More radically, the order would subject visa holders who are already in the U.S. to deportation, if they use public benefits above a certain threshold. And — just in case that isn’t enough to keep non-wealthy foreigners away from our shores — the order would require the friend or family member who sponsored the deported immigrant to reimburse the federal government for the cost of the benefits he or she used.

The order would also bar undocumented immigrants from accessing the child tax credit, even when their children are U.S. citizens.

Further, the order would direct the government to publish recurring reports on how much money it spends on benefits for immigrants — and how those funds could be reinvested in America’s inner cities.

While there’s much to be said for informing the public on how its tax dollars are spent, the ostensible purpose of this report is to direct the anger and resentment of the native-born working poor toward the immigrants below them — instead of at the oligarchs above. After all, you could just as easily start publishing weekly reports on how subsidies to oil companies and the revenues that will be lost to Trump’s tax cuts for the rich — or the $20 billion the president wants to spend on his monument to American xenophobia — might be “reinvested” in our urban centers.

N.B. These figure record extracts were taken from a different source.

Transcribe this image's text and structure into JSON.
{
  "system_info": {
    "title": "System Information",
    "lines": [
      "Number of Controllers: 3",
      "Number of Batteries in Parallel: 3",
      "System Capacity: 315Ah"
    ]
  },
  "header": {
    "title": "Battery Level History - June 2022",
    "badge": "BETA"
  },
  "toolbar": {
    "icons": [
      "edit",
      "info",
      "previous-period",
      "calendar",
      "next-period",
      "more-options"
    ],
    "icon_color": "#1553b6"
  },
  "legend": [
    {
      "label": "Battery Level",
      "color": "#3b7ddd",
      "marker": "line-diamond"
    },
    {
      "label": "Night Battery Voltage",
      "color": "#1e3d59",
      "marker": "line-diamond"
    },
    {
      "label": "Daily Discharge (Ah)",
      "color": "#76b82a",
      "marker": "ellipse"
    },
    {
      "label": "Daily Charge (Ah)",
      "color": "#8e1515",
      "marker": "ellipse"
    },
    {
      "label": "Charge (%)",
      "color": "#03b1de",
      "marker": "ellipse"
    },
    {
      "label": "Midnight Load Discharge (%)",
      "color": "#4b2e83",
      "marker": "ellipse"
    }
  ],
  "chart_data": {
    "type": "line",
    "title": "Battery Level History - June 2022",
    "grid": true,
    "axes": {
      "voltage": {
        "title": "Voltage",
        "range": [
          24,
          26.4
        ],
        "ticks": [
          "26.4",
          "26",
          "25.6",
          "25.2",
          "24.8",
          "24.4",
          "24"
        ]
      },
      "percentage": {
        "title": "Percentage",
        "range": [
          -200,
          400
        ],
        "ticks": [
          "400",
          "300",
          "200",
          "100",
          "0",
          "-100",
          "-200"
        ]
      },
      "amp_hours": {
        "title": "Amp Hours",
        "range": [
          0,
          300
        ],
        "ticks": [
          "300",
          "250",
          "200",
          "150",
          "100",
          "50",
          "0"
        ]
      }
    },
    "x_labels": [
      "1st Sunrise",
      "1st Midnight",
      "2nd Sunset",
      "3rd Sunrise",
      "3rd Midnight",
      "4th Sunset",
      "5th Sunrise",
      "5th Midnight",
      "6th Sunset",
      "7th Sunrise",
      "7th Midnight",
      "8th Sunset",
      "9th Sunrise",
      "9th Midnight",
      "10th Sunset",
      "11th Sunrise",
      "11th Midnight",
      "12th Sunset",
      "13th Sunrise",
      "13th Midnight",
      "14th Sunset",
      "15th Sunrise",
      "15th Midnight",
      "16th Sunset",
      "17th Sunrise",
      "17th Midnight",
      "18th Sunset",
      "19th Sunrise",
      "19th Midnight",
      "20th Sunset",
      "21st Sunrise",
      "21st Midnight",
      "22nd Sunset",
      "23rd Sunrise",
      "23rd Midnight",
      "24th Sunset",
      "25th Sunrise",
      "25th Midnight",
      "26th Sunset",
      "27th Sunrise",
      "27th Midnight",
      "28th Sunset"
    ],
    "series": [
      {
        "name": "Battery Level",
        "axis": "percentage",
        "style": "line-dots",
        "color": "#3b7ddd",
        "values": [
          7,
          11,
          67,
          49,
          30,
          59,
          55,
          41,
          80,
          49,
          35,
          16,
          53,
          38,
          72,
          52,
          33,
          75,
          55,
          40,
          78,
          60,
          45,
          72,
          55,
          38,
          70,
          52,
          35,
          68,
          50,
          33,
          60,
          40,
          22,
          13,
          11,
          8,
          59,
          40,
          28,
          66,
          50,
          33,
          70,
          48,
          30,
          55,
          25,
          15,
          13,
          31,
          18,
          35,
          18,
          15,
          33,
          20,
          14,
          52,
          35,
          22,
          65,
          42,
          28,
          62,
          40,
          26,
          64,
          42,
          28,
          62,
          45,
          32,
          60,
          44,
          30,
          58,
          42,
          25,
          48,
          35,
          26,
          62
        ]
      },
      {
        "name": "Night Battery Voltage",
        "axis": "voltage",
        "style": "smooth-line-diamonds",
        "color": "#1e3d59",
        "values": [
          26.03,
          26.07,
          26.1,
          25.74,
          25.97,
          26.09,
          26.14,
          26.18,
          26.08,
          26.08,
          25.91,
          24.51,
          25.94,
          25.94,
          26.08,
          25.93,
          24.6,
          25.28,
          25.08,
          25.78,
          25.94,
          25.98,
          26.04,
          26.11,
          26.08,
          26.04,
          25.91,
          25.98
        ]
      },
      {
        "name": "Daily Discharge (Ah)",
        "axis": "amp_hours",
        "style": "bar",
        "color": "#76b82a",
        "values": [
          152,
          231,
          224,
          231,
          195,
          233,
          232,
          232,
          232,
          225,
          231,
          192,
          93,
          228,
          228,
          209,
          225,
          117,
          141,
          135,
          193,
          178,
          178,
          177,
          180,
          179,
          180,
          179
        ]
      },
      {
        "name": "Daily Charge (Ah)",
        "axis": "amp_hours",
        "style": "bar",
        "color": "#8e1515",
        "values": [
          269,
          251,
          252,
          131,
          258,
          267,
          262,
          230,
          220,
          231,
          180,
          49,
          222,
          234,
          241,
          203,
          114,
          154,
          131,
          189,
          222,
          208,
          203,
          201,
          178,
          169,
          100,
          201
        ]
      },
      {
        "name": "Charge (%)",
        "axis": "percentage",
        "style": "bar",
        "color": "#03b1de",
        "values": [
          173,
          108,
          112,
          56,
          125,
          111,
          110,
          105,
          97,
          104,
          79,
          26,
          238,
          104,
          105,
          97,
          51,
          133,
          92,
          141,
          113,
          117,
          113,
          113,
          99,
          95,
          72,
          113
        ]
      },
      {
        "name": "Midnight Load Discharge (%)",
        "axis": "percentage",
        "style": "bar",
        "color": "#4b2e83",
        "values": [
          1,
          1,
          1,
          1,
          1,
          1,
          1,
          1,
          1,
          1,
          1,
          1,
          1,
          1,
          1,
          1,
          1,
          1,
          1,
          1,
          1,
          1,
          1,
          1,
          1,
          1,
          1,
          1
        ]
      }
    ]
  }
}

The Trump administration’s interest in directing working-class resentment toward immigrants is further affirmed in a separate executive order obtained by the Post:

The second order, titled “Executive Order on Protecting American Jobs and Workers by Strengthening the Integrity of Foreign Worker Visa Programs” calls for “eliminating” the “jobs magnet” that is driving illegal immigration to the United States, according to a copy obtained by The Post. The order would rescind any work visa provisions for foreign nationals found not to be in “the national interest” or in violation of U.S. immigration laws.

It weighs how to make America’s immigration program “more merit based,” calls for site visits at companies that employ foreign workers, and tasks the Department of Homeland Security (DHS) with producing a report twice a year on the total number of foreign-born people — not just nonimmigrant visa holders — who are authorized to work in the United States.

Note the highlighted bit. In the eyes of this order’s authors, it isn’t just the undocumented — or welfare-leeching visa holders — whose presence in the United States is a subject of concern. Even foreign-born American citizens are counted among those who are, ostensibly, taking jobs that should have gone to real Americans.

The notion that immigrants are a primary cause of American wage stagnation is not economically supportable. But for an administration that wants to have its populist branding and its plutocratic agenda, too, it’s a politically useful one.

So it wouldn’t be surprising if these drafted orders end up getting Donald Trump’s autograph.